I note that there have been some other recent threads about similar issues with PostgreSQL:

Two of these threads don’t have resolutions, and the one that possibly does (the last one in the list) indicates that perhaps it’s the responsibility of the app to use keepalives somehow? Is that the official response?

In any case, I would appreciate it if someone from Fly.io could look into this. Our app works fine and stays up for days when deployed locally to a PostgreSQL instance running in Docker, so I’m pretty certain the issue is not with our app.

One question: at the moment, our app does not accept connections on IPv6, only on IPv4. Could that be the problem? I know that Fly.io use a lot of IPv6 internally. On the other hand, the app does connect fine initially, so lack of IPv6 doesn’t seem to be an issue just after the app’s been restarted.

As an update, I relaunched our app about an hour ago, tested it for a few minutes (the connection was up), and just now I tried again, and the no connection to server error is already manifesting. :\

Hey - are you connecting to a public IpV4 address on the postgres app? Doing that will send all your traffic through the Fly proxy, which may not be ideal.

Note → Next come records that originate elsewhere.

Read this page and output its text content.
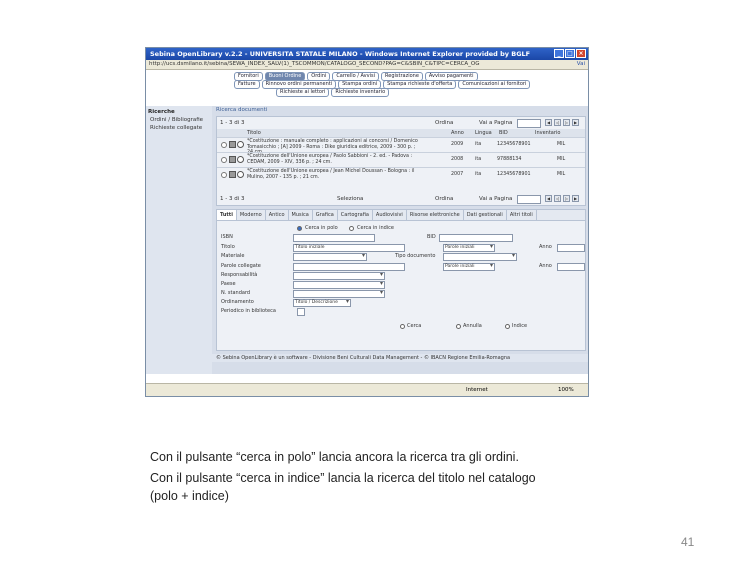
Sebina OpenLibrary v.2.2 - UNIVERSITA STATALE MILANO - Windows Internet Explorer provided by BGLF	_	□ ×
http://ucs.dsmilano.it/sebina/SEWA_INDEX_SALV(1)_TSCOMMON/CATALOGO_SECOND?PAG=C&SBIN_C&TIPC=CERCA_OG	Vai
Fornitori	Buoni Ordine	Ordini	Carrello / Avvisi	Registrazione	Avviso pagamenti
Fatture	Rinnovo ordini permanenti	Stampa ordini	Stampa richieste d'offerta	Comunicazioni ai fornitori
Richieste ai lettori	Richieste inventario
Ricerche
Ordini / Bibliografie
Richieste collegate
Ricerca documenti
1 - 3 di 3	Ordina	Vai a Pagina	◀	◁	▷	▶
Titolo	Anno Lingua BID	Inventario
*Costituzione : manuale completo : applicazioni ai concorsi / Domenico Tomasicchio ; [A] 2009 - Roma : Dike giuridica editrice, 2009 - 300 p. ; 24 cm.
2009 ita	12345678901	MIL
*Costituzione dell'Unione europea / Paolo Sabbioni - 2. ed. - Padova : CEDAM, 2009 - XIV, 336 p. ; 24 cm.	2008 ita	97888134	MIL
*Costituzione dell'Unione europea / Jean Michel Doussan - Bologna : il Mulino, 2007 - 135 p. ; 21 cm.	2007 ita	12345678901	MIL
1 - 3 di 3	Seleziona	Ordina	Vai a Pagina	◀	◁	▷	▶
Tutti	Moderno	Antico	Musica	Grafica	Cartografia	Audiovisivi	Risorse elettroniche	Dati gestionali	Altri titoli
Cerca in polo	Cerca in indice
ISBN	BID
Titolo	Titolo iniziale	Parole iniziali
▾	Anno
Materiale
▾	Tipo documento
▾
Parole collegate	Parole iniziali
▾	Anno
Responsabilità
▾
Paese
▾
N. standard
▾
Ordinamento	Titolo / Descrizione
▾
Periodico in biblioteca
Cerca	Annulla	Indice
© Sebina OpenLibrary è un software - Divisione Beni Culturali Data Management - © IBACN Regione Emilia-Romagna
Internet	100%
Con il pulsante “cerca in polo” lancia ancora la ricerca tra gli ordini.
Con il pulsante “cerca in indice” lancia la ricerca del titolo nel catalogo
(polo + indice)
41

It should be possible to connect to the database over IPv6. That doesn’t require your app to accept ipv6 connections - only make outgoing connections to Postgres.

In our backend app (the bit that runs on Fly.io), we connect to the PostgreSQL database using the DATABASE_URL environment variable provided by Fly.io via the app’s environment. My understanding is that DATABASE_URL refers to an internal, app-specific hostname that resolves to an IP on the app’s Wireguard network, correct?

@dhess1 Did you fix this, out of interest?

Sort of — this is indeed a timeout due to the fact that Fly.io put HAproxy in front of the PostgreSQL instance, and the HAproxy has a 30m timeout. (This was confirmed via email support with Fly.io)

This means you will either want to a) make sure your PostgreSQL adapter can deal with (or automatically) reconnects, or b) fire some kind of idle timer that runs a query at least once every 30 min, to keep the connection alive.

We will probably implement both, but we haven’t had time to deal with it yet, so for the moment I just have a curl script that runs a simple query every 5 seconds :blush: That does the trick.

Also, note that per Fly.io via email, setting the keepalive parameters on the DATABASE_URL will not suffice, because those are at TCP level and HAproxy apparently won’t consider those when evaluating the upstream connection idle time.